Suburb of Dublin, Ireland

Leopardstown, historically called Ballinlore, is a suburb of Dublin, Ireland, at the foot of the Wicklow Mountains. With institutional lands and a large racecourse, it is divided by the M50 motorway, and adjoins Sandyford, Stepaside, Ballyogan, Carrickmines, Foxrock and Stillorgan.

==Etymology and history==
Leprosy was common in Dublin in the medieval period and in the 14th century St Stephen's Leper Hospital was built near St Stephen's Green. It was later moved out to the foothills of the Dublin Mountains to avoid infection spreading in the city.
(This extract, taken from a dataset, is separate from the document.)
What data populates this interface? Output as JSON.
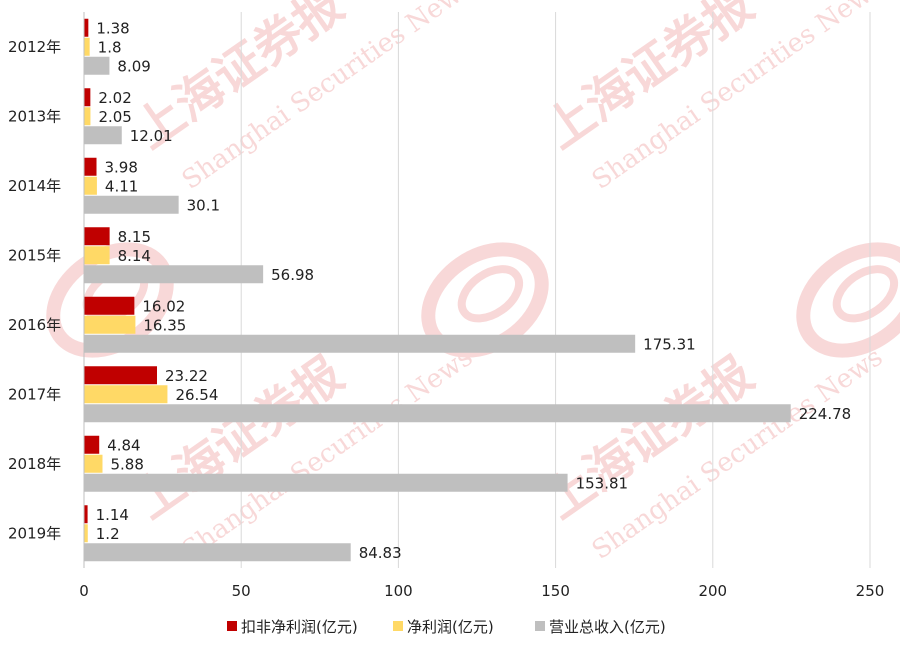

The area became known as Baile na Lobhar, "town of the lepers". This was anglicized as 'Ballinlore' and translated into English as 'Leperstown', eventually being corrupted to 'Leopardstown'.

==Places of interest==
Places of interest in Leopardstown include Leopardstown Racecourse, Glencairn House (the residence of the British Ambassador to Ireland), Leopardstown Park Hospital, and Burton Hall, the childhood home of Hollywood actress Kathleen Ryan.

==Sports==
The area is home to Leopardstown Racecourse, a horse-racing venue which was originally established in 1888. The Kilmacud Crokes' hurling pitch is located at Silverpark in Leopardstown.

==Culture==
Leopardstown is mentioned in the feature film Spy Kids, a road sign for Baile an Liopaird being seen outside Machete's shop. The Bob Geldof song "The House At The Top Of The World" includes the lyric "Soon I'd come to the Leopardstown dual carriageway ... I don't remember a town being there and I never saw no leopards."

==Transport==
===Rail===
Leopardstown was formerly served by the Harcourt Street railway line from Dublin to Bray, with Foxrock serving as the nearest station. It served the nearby Leopardstown Racecourse until the line was closed in January 1959.

Today Leopardstown is served by four Luas Green Line stops: Central Park, Glencairn, The Gallops and Leopardstown Valley.

===Bus===
Dublin Bus routes 44, 47 and 118 and Go-Ahead Ireland routes S8 and 114 serve Leopardstown. Aircoach route 700 links Leopardstown with Dublin Airport.